Quickstart#

ManiSkill is a robotics simulator built on top of SAPIEN. It provides a standard Gym/Gymnasium interface for easy use with existing learning workflows like RL and imitation learning. Moreover ManiSkill supports simulation on both the GPU and CPU, as well as fast parallelized rendering.

Gym Interface#

Here is a basic example of how to make a ManiSkill task following the interface of Gymnasium and run a random policy.

import gymnasium as gym
import mani_skill.envs

env = gym.make(
    "PickCube-v1", # there are more tasks e.g. "PushCube-v1", "PegInsertionSide-v1", ...
    num_envs=1,
    obs_mode="state", # there is also "state_dict", "rgbd", ...
    control_mode="pd_ee_delta_pose", # there is also "pd_joint_delta_pos", ...
    render_mode="human"
)
print("Observation space", env.observation_space)
print("Action space", env.action_space)

obs, _ = env.reset(seed=0) # reset with a seed for determinism
done = False
while not done:
    action = env.action_space.sample()
    obs, reward, terminated, truncated, info = env.step(action)
    done = terminated or truncated
    env.render()  # a display is required to render
env.close()

Changing num_envs to a value > 1 will automatically turn on the GPU simulation mode. More quick details covered below

You can also run the same code from the command line to demo random actions

python -m mani_skill.examples.demo_random_action -e PickCube-v1 # run headless
python -m mani_skill.examples.demo_random_action -e PickCube-v1 --render-mode="human" # run with A GUI

Running with render_mode="human" will open up a GUI shown below that you can use to interactively explore the scene, pause/play the script, teleport objects around, and more.

SAPIEN GUI showing the PickCube task

We also have demos for simulations of more interesting scenes like ReplicaCAD, which can be run by doing

python -m mani_skill.utils.download_asset "ReplicaCAD"
python -m mani_skill.examples.demo_random_action -e "ReplicaCAD_SceneManipulation-v1" --render-mode="rgb_array" --record-dir="videos" # run headless and save video
python -m mani_skill.examples.demo_random_action -e "ReplicaCAD_SceneManipulation-v1" --render-mode="human" # run with GUI (recommended!)

To try out ray-tracing for more photorealistic rendering (which can also be turned on in the render tab of the GUI) as shown below you can do

python -m mani_skill.utils.download_asset "ReplicaCAD"
python -m mani_skill.examples.demo_random_action -e "ReplicaCAD_SceneManipulation-v1" --render-mode="human" --shader="rt-fast"

You may notice that everything returned by the environment is a torch Tensor and has a batch dimension with value 1. To reduce extra code handling numpy vs torch, cpu vs gpu sim, everything in ManiSkill defaults to serving/using batched torch Tensors of all data.
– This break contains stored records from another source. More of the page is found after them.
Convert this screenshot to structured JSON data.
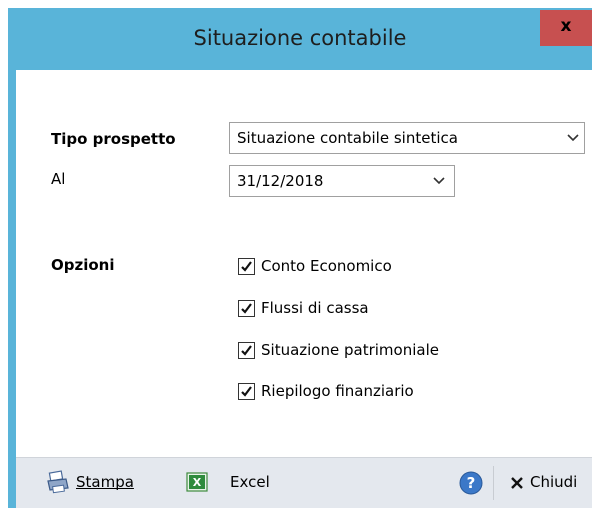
{
  "window": {
    "title": "Situazione contabile",
    "close_label": "x"
  },
  "form": {
    "tipo_prospetto_label": "Tipo prospetto",
    "tipo_prospetto_value": "Situazione contabile sintetica",
    "al_label": "Al",
    "al_value": "31/12/2018",
    "opzioni_label": "Opzioni"
  },
  "options": [
    {
      "label": "Conto Economico",
      "checked": true
    },
    {
      "label": "Flussi di cassa",
      "checked": true
    },
    {
      "label": "Situazione patrimoniale",
      "checked": true
    },
    {
      "label": "Riepilogo finanziario",
      "checked": true
    }
  ],
  "toolbar": {
    "stampa_label": "Stampa",
    "excel_label": "Excel",
    "chiudi_label": "Chiudi",
    "help_icon": "help-icon",
    "close_icon": "x-icon",
    "print_icon": "printer-icon",
    "excel_icon": "excel-icon"
  },
  "colors": {
    "title_bar": "#59b4d9",
    "close_button": "#c75050",
    "toolbar_bg": "#e4e8ee"
  }
}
To change the environment to serve numpy, unbatched data simply do the following

from mani_skill.utils.wrappers.gymnasium import ManiSkillCPUGymWrapper
env = gym.make(env_id)
env = ManiSkillCPUGymWrapper(env)
obs, _ = env.reset() # obs is numpy and unbatched

For a compilation of demos you can run without having to write any extra code check out the demos page

GPU Parallelized/Vectorized Tasks#

ManiSkill is powered by SAPIEN which supports GPU parallelized physics simulation and GPU parallelized rendering. This enables achieving 200,000+ state-based simulation FPS and 10,000+ FPS with rendering on a single 4090 GPU. For full benchmarking results see this page

In order to run massively parallelized tasks on a GPU, it is as simple as adding the num_envs argument to gym.make as so

import gymnasium as gym
import mani_skill.envs

env = gym.make(
    "PickCube-v1",
    obs_mode="state",
    control_mode="pd_joint_delta_pos",
    num_envs=16,
)
print(env.observation_space) # will now have shape (16, ...)
print(env.action_space) # will now have shape (16, ...)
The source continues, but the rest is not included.